À minuit, au mois de juin, je suis sous la lune mystique : une vapeur opiacée, obscure, humide, s’exhale hors de son contour d’or et, doucement se distillant, goutte à goutte, sur le tranquille sommet de la montagne, glisse, avec assoupissement et musique, parmi l’universelle vallée. Le romarin salue la tombe, le lis flotte sur la vague ; enveloppant de brume son sein, la ruine se tasse dans le repos : comparable au Léthé, voyez ! le lac semble goûter un sommeil conscient et, pour le monde, ne l’éveillerait. Toute Beauté dort : et repose, sa croisée ouverte au ciel, Irène avec ses Destinées !
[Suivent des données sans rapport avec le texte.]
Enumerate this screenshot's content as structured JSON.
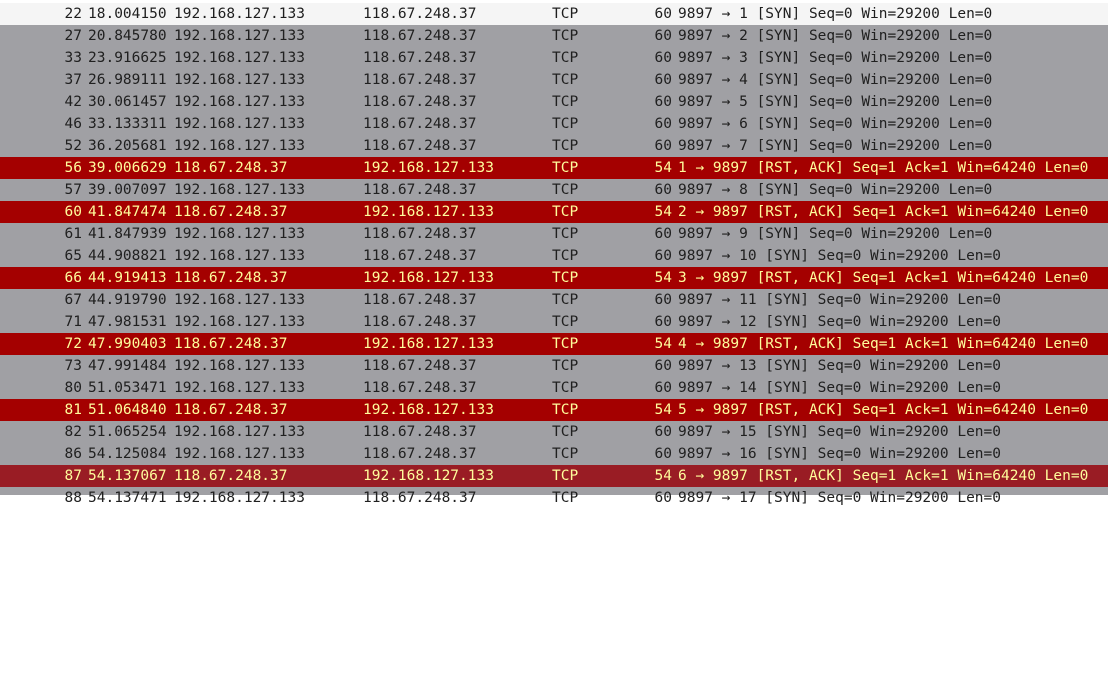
{
  "packet_list": {
    "rows": [
      {
        "no": "22",
        "time": "18.004150",
        "src": "192.168.127.133",
        "dst": "118.67.248.37",
        "proto": "TCP",
        "len": "60",
        "info": "9897 → 1 [SYN] Seq=0 Win=29200 Len=0",
        "kind": "selected"
      },
      {
        "no": "27",
        "time": "20.845780",
        "src": "192.168.127.133",
        "dst": "118.67.248.37",
        "proto": "TCP",
        "len": "60",
        "info": "9897 → 2 [SYN] Seq=0 Win=29200 Len=0",
        "kind": "syn"
      },
      {
        "no": "33",
        "time": "23.916625",
        "src": "192.168.127.133",
        "dst": "118.67.248.37",
        "proto": "TCP",
        "len": "60",
        "info": "9897 → 3 [SYN] Seq=0 Win=29200 Len=0",
        "kind": "syn"
      },
      {
        "no": "37",
        "time": "26.989111",
        "src": "192.168.127.133",
        "dst": "118.67.248.37",
        "proto": "TCP",
        "len": "60",
        "info": "9897 → 4 [SYN] Seq=0 Win=29200 Len=0",
        "kind": "syn"
      },
      {
        "no": "42",
        "time": "30.061457",
        "src": "192.168.127.133",
        "dst": "118.67.248.37",
        "proto": "TCP",
        "len": "60",
        "info": "9897 → 5 [SYN] Seq=0 Win=29200 Len=0",
        "kind": "syn"
      },
      {
        "no": "46",
        "time": "33.133311",
        "src": "192.168.127.133",
        "dst": "118.67.248.37",
        "proto": "TCP",
        "len": "60",
        "info": "9897 → 6 [SYN] Seq=0 Win=29200 Len=0",
        "kind": "syn"
      },
      {
        "no": "52",
        "time": "36.205681",
        "src": "192.168.127.133",
        "dst": "118.67.248.37",
        "proto": "TCP",
        "len": "60",
        "info": "9897 → 7 [SYN] Seq=0 Win=29200 Len=0",
        "kind": "syn"
      },
      {
        "no": "56",
        "time": "39.006629",
        "src": "118.67.248.37",
        "dst": "192.168.127.133",
        "proto": "TCP",
        "len": "54",
        "info": "1 → 9897 [RST, ACK] Seq=1 Ack=1 Win=64240 Len=0",
        "kind": "rst"
      },
      {
        "no": "57",
        "time": "39.007097",
        "src": "192.168.127.133",
        "dst": "118.67.248.37",
        "proto": "TCP",
        "len": "60",
        "info": "9897 → 8 [SYN] Seq=0 Win=29200 Len=0",
        "kind": "syn"
      },
      {
        "no": "60",
        "time": "41.847474",
        "src": "118.67.248.37",
        "dst": "192.168.127.133",
        "proto": "TCP",
        "len": "54",
        "info": "2 → 9897 [RST, ACK] Seq=1 Ack=1 Win=64240 Len=0",
        "kind": "rst"
      },
      {
        "no": "61",
        "time": "41.847939",
        "src": "192.168.127.133",
        "dst": "118.67.248.37",
        "proto": "TCP",
        "len": "60",
        "info": "9897 → 9 [SYN] Seq=0 Win=29200 Len=0",
        "kind": "syn"
      },
      {
        "no": "65",
        "time": "44.908821",
        "src": "192.168.127.133",
        "dst": "118.67.248.37",
        "proto": "TCP",
        "len": "60",
        "info": "9897 → 10 [SYN] Seq=0 Win=29200 Len=0",
        "kind": "syn"
      },
      {
        "no": "66",
        "time": "44.919413",
        "src": "118.67.248.37",
        "dst": "192.168.127.133",
        "proto": "TCP",
        "len": "54",
        "info": "3 → 9897 [RST, ACK] Seq=1 Ack=1 Win=64240 Len=0",
        "kind": "rst"
      },
      {
        "no": "67",
        "time": "44.919790",
        "src": "192.168.127.133",
        "dst": "118.67.248.37",
        "proto": "TCP",
        "len": "60",
        "info": "9897 → 11 [SYN] Seq=0 Win=29200 Len=0",
        "kind": "syn"
      },
      {
        "no": "71",
        "time": "47.981531",
        "src": "192.168.127.133",
        "dst": "118.67.248.37",
        "proto": "TCP",
        "len": "60",
        "info": "9897 → 12 [SYN] Seq=0 Win=29200 Len=0",
        "kind": "syn"
      },
      {
        "no": "72",
        "time": "47.990403",
        "src": "118.67.248.37",
        "dst": "192.168.127.133",
        "proto": "TCP",
        "len": "54",
        "info": "4 → 9897 [RST, ACK] Seq=1 Ack=1 Win=64240 Len=0",
        "kind": "rst"
      },
      {
        "no": "73",
        "time": "47.991484",
        "src": "192.168.127.133",
        "dst": "118.67.248.37",
        "proto": "TCP",
        "len": "60",
        "info": "9897 → 13 [SYN] Seq=0 Win=29200 Len=0",
        "kind": "syn"
      },
      {
        "no": "80",
        "time": "51.053471",
        "src": "192.168.127.133",
        "dst": "118.67.248.37",
        "proto": "TCP",
        "len": "60",
        "info": "9897 → 14 [SYN] Seq=0 Win=29200 Len=0",
        "kind": "syn"
      },
      {
        "no": "81",
        "time": "51.064840",
        "src": "118.67.248.37",
        "dst": "192.168.127.133",
        "proto": "TCP",
        "len": "54",
        "info": "5 → 9897 [RST, ACK] Seq=1 Ack=1 Win=64240 Len=0",
        "kind": "rst"
      },
      {
        "no": "82",
        "time": "51.065254",
        "src": "192.168.127.133",
        "dst": "118.67.248.37",
        "proto": "TCP",
        "len": "60",
        "info": "9897 → 15 [SYN] Seq=0 Win=29200 Len=0",
        "kind": "syn"
      },
      {
        "no": "86",
        "time": "54.125084",
        "src": "192.168.127.133",
        "dst": "118.67.248.37",
        "proto": "TCP",
        "len": "60",
        "info": "9897 → 16 [SYN] Seq=0 Win=29200 Len=0",
        "kind": "syn"
      },
      {
        "no": "87",
        "time": "54.137067",
        "src": "118.67.248.37",
        "dst": "192.168.127.133",
        "proto": "TCP",
        "len": "54",
        "info": "6 → 9897 [RST, ACK] Seq=1 Ack=1 Win=64240 Len=0",
        "kind": "rst current"
      },
      {
        "no": "88",
        "time": "54.137471",
        "src": "192.168.127.133",
        "dst": "118.67.248.37",
        "proto": "TCP",
        "len": "60",
        "info": "9897 → 17 [SYN] Seq=0 Win=29200 Len=0",
        "kind": "syn partial"
      }
    ]
  },
  "colors": {
    "syn_row_bg": "#a0a0a4",
    "rst_row_bg": "#a40000",
    "rst_row_fg": "#fffc9c",
    "selected_row_bg": "#f5f5f5"
  }
}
Oh ! dame brillante, vraiment est-ce bien, cette fenêtre ouverte à la nuit ? Les airs folâtres se laissent choir du haut de l’arbre rieusement par la persienne ; les airs incorporels, troupe magique, voltigent au-dedans et au-dehors de la chambre, et agitent les rideaux du baldaquin si brusquement – si terriblement – au-dessus des closes paupières frangées où ton âme en le somme gît cachée, que le long du plancher et au bas du mur, comme des fantômes s’élève et descend l’ombre. Oh ! dame aimée, n’as-tu pas peur ? Pourquoi ou à quoi rêves-tu maintenant ici ? Sûr, tu es venue de par les mers du loin, merveille pour les arbres de ces jardins ! Étrange est ta pâleur ! étrange est ta toilette ! étrange par-dessus tout ta longueur de cheveux, et tout ce solennel silence !
La dame dort ! oh ! puisse son sommeil, qui se prolonge, de même être profond. Le Ciel la tienne en sa garde sacrée. La salle changée en une plus sainte, ce lit, en un plus mélancolique, je prie Dieu qu’elle gise à jamais sans que s’ouvre son œil, pendant qu’errent les fantômes aux plis obscurs.
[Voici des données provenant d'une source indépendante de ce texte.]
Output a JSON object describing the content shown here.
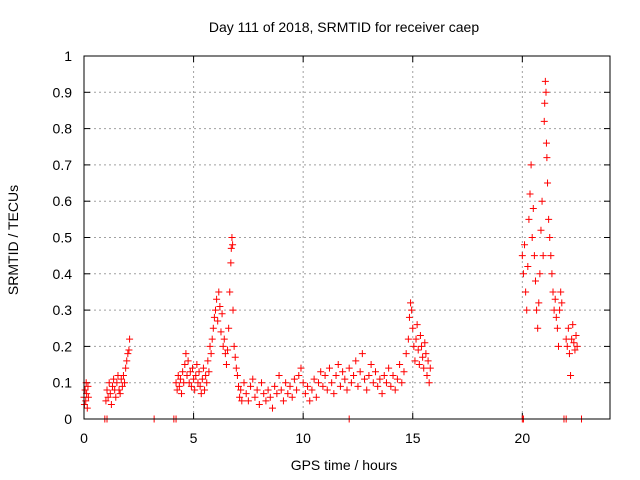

Mon amour, elle dort ! oh ! puisse son sommeil, comme il est continu, de même être profond. Que doucement autour d’elle rampent les vers ! Loin dans la forêt, obscure et vieille, que s’ouvre pour elle quelque haut caveau – quelque caveau qui souvent a fermé les ailes noires de ses oscillants panneaux, triomphal, sur les tentures armoriées des funérailles de sa grande famille, – quelque sépulcre, écarté, solitaire, contre le portail duquel elle a lancé, dans sa jeunesse, mainte pierre oisive – quelque tombe hors de la porte retentissante de laquelle elle ne fera plus sortir jamais d’écho, frissonnante de penser, pauvre enfant de péché ! que c’étaient les morts qui gémissaient à l’intérieur.